Sam Quealy Strikes Sweet and Sharp on ‘Jawbreaker’
There’s a very specific feeling Sam Quealy captures on Jawbreaker: the mascara-smudged, heart-racing blur between empowerment and emotional collapse when you’re dancing like you don’t care, but you care deeply. It’s the sound of high heels on pavement at midnight. It’s the comedown and the comeback in the same breath.
With her sophomore album, Quealy sharpens her artistic identity into something bold, theatrical, and unapologetically excessive. If Blonde Venus introduced her world, Jawbreaker fully inhabits it: glossier, darker, and far more self-assured. This is electro-pop built for neon lights and emotional exorcisms, where disco strings collide with punchy techno beats and vulnerability wears latex.
Created in Paris with frequent collaborator Marlon Magnée (La Femme) between their home studio and the legendary Studio Ferber, the album pulls heavily from ’80s and ’90s influences — disco, Eurodance, new wave — but injects them with a sharp, contemporary bite. The result feels nostalgic without being retro, chaotic without losing control.
The album opens with “Londontown”, a shimmering anthem of escape and longing, tracing childhood dreams against adult disillusionment. It sets the emotional stakes early: this is a record about becoming.
But it’s the second track, “Starlight”, that truly hypnotizes. Addictive and mesmerising, it shimmers like a disco ball suspended over dark water. Quealy’s vocals glide over the beat with siren-like seduction, almost mermaid-esque, especially in the chorus: “Now I’m dancing / Like a lover in the night / Starlight, woohoo”. There’s an intoxicating duality here: innocence collides with sensual awakening, vulnerability with rhythm-driven confidence. The repetition of “starlight” feels trance-inducing, capturing that breathless moment when attraction tips into surrender. It’s romantic, yes but also kinetic. You don’t just listen to “Starlight”— you move to it.

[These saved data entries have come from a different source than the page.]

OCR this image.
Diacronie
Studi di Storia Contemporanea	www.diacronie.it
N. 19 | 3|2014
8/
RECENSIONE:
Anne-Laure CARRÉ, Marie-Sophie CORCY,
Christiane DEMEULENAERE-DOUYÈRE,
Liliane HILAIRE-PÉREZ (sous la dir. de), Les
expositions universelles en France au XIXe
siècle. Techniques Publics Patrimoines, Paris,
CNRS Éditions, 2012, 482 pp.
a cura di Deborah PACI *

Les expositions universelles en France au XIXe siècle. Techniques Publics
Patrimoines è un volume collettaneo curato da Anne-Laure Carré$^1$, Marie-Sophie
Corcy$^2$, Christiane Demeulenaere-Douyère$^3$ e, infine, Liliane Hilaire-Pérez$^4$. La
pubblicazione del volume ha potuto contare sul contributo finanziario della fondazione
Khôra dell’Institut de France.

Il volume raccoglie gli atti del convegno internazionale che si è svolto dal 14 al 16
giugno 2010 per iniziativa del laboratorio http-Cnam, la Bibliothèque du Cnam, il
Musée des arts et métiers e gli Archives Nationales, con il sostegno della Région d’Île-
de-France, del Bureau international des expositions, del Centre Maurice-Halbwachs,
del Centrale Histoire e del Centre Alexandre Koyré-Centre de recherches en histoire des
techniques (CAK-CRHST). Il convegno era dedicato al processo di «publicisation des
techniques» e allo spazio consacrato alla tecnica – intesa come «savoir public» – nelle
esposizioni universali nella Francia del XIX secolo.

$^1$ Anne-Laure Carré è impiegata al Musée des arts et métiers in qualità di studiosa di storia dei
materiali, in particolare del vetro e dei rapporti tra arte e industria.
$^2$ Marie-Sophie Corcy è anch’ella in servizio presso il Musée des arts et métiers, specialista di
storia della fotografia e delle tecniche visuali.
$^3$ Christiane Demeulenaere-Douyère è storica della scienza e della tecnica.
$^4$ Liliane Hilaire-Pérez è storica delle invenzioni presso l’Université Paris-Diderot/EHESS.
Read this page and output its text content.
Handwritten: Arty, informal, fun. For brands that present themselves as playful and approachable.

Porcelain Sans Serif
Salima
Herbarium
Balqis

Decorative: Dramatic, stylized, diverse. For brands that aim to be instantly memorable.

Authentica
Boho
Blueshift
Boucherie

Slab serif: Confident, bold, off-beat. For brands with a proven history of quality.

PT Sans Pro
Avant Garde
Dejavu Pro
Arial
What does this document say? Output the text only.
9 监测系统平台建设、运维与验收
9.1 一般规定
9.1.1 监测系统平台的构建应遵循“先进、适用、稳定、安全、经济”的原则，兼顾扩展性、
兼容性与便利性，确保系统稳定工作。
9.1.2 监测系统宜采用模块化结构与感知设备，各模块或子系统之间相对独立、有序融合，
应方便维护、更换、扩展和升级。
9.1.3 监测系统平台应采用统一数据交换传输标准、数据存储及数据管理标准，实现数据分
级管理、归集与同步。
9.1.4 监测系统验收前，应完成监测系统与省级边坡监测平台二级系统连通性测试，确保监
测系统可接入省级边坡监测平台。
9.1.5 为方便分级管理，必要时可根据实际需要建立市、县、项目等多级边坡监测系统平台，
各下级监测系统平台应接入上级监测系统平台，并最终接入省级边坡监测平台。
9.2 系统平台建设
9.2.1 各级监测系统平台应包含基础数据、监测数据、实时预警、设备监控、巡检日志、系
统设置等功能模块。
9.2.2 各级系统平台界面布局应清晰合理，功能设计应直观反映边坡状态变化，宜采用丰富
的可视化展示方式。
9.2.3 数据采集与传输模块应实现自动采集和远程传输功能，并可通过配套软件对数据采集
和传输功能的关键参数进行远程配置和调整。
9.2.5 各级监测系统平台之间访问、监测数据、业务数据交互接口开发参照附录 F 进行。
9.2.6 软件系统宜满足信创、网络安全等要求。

Lead single “Girls Night” is pure, unfiltered euphoria. It’s lipstick applied at 10:45 p.m., Westwood gowns, roller curls, and stepping into the night like it’s your personal runway. The hook — “Love is what it’s all about when we take the night” — turns reckless abandon into something communal and almost sacred. There’s humor and chaos woven into the narrative (waking up downtown, heels on the floor, a stranger in the room), but the track never feels messy for the sake of it. Instead, it celebrates female camaraderie and the ritual of dressing up, going out, and reclaiming the night. The chant-like repetition of “It’s just a girls night” makes it festival-ready and a glitter-soaked manifesto of freedom.
Then comes “Pussy Power”, and the switch flips. Driven by production that evokes vintage arcade and video game soundtracks — sharp, electronic, almost pixelated — the track is a bold, tongue-in-cheek anthem of feminine dominance. Quealy leans fully into hyper-femininity as power play: “Do you feel my power? The feminine power.” The repetition is deliberate, hypnotic, turning the phrase into both rallying cry and club command.
Lyrically, it’s camp, confrontational, and knowingly exaggerated. The playful bravado reframes sexuality as ownership rather than objectification. It’s theatrical, a little outrageous, and completely self-aware, blending underground provocation with glossy pop precision. The track feels like neon-lit empowerment, joystick in hand, high heels on.
“Jawbreaker” distills Quealy’s entire aesthetic into three minutes of glitter and threat. “Smile so sweet but my soul’s way faker” perfectly captures the album’s central tension: softness masking steel. The production crackles with urgency being punchy, kinetic, slightly chaotic and mirroring lyrics about fake friends, venomous kisses, and icy self-possession.
Lines like “Ice in my veins, every move cuts faker” and “Voice like a curse and my kiss got venom” transform Quealy into a high-fashion antiheroine stalking a strobe-lit underworld. There’s attitude in every syllable. The repetition of “If you want it, I got it” becomes both seduction and warning. It’s campy, fierce and deliciously dramatic like the kind of track that demands strutting, not walking. It’s impossible not to be obsessed.
Elsewhere, Jawbreaker continues its emotional oscillation. “Say My Name” and “Love Lasso” explore vulnerability and romantic chaos; “Flying Solo” delivers a clean-cut independence anthem; “Strings of Terror,” inspired by Hitchcock and Tim Burton, leans into gothic surrealism with haunting violins and theatrical dread. Yet the album softens toward its close. “By My Side” offers dreamy companionship, and final track “Love Fontaine” strips everything back. Written on omnichord, it feels fragile and sincere, like a gentle exhale after a storm. It’s a promise of healing, rest, renewal. After all the glitter and venom, Quealy leaves us with something startlingly tender.
With Jawbreaker, Sam Quealy doesn’t just embrace contradiction, she thrives in it. The album feels like a night out, a breakdown, a breakthrough, and a rebirth all at once. You dance. You cry. You kiss someone you shouldn’t. You leave the party changed.